Here are some things that can help you cope and thrive when your SME is in a good growth phase:
1. Consider Outsourcing
When your business is small, you can combine quite a lot of functions and do a lot of the roles yourself. This may seem like a good way to keep costs down, and while you can handle it, it is. However, as the business grows, you may find that trying to do things like manage the admin or accounts yourself is overloading you, or taking your time and talent away from the areas of the business where you are really needed as the CEO.
In many cases, these are functions where there isn’t the demand to justify an in house employee. In this situation, the best solution is to work with a good consultancy that offers the functions you want.

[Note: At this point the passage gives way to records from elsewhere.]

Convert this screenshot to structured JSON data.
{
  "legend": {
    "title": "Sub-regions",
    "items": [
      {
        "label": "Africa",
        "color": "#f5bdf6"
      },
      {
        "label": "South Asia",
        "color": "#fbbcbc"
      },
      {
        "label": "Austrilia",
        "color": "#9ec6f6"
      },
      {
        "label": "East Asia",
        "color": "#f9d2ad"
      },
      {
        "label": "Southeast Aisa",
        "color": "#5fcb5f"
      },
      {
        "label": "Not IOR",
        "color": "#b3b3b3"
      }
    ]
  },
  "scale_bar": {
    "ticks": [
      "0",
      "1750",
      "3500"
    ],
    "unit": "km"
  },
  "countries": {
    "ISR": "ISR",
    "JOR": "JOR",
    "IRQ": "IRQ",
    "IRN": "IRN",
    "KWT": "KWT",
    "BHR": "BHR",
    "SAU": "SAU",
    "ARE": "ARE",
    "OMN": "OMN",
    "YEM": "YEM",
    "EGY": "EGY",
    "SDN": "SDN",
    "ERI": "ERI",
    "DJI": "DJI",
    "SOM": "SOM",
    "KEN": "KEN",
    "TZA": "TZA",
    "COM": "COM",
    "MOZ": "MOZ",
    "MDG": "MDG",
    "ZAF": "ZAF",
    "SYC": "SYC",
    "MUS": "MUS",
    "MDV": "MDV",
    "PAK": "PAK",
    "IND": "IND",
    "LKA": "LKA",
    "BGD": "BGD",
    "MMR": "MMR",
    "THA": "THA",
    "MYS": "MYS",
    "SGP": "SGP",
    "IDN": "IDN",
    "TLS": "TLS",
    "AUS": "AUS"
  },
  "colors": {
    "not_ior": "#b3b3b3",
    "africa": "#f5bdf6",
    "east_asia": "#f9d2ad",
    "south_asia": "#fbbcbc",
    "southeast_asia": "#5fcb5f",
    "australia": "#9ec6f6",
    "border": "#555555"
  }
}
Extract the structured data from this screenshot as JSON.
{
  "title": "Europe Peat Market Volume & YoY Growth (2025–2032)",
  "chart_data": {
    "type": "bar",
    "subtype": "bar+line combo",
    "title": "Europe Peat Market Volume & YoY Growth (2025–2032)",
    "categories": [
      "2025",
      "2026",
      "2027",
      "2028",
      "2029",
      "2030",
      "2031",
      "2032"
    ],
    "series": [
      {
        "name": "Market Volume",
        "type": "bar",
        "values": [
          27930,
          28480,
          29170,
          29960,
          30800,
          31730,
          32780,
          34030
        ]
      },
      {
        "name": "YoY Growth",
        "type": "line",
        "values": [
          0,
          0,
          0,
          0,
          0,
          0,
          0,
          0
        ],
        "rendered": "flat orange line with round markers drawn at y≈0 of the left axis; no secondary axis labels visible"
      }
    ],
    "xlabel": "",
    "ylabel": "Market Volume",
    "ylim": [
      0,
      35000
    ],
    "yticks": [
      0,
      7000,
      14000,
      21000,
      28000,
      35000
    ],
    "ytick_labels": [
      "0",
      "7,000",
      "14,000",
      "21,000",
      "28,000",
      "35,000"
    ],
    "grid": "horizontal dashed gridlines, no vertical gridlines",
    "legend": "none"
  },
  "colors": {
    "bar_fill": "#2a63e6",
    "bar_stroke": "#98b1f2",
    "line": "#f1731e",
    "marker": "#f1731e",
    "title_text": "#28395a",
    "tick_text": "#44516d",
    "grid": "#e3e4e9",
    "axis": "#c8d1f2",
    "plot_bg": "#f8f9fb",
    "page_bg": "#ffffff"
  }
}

This allows you a flexible way to bring in the skills you need on demand and for only as much time as you need them.
2. Look to Scalable IT Solutions
Whatever your business, you are likely to have some reliance on your IT infrastructure. In some cases, for example if you work in the ecommerce sector, your IT may be absolutely mission critical. You may need to bring in new software or infrastructure to manage things as you grow. In doing this, you can make further expansion far easier if you consider scalability in your evaluation. Look for cloud based solutions and software as a service (SaaS) options, which can be easily scaled up for more users. In these kinds of models, cost scales with usage, so it should also be easy to budget for growth in future plans.
3. Formalise Processes
When a business is very small, it can be normal for things to be done on a kind of ad hoc basis. Over time, this tends to grow organically into the basis of the business processes you use. As your business brings in more people, serves more customers and naturally becomes more complex, it can pay to review, streamline and formalise all of your key processes. This not only means you end up doing things in what you have chosen as the right way, rather than a way that evolved from things you did as a far smaller company, but also makes it far easier when you onboard new people to train them.
Takeaway
Business growth is exciting and almost always desirable, but it is important to think about not only your strategy for your current growth phase, but also future scalability. This will allow you to fearlessly try and bring in as much business as you like without crumpling under the demand.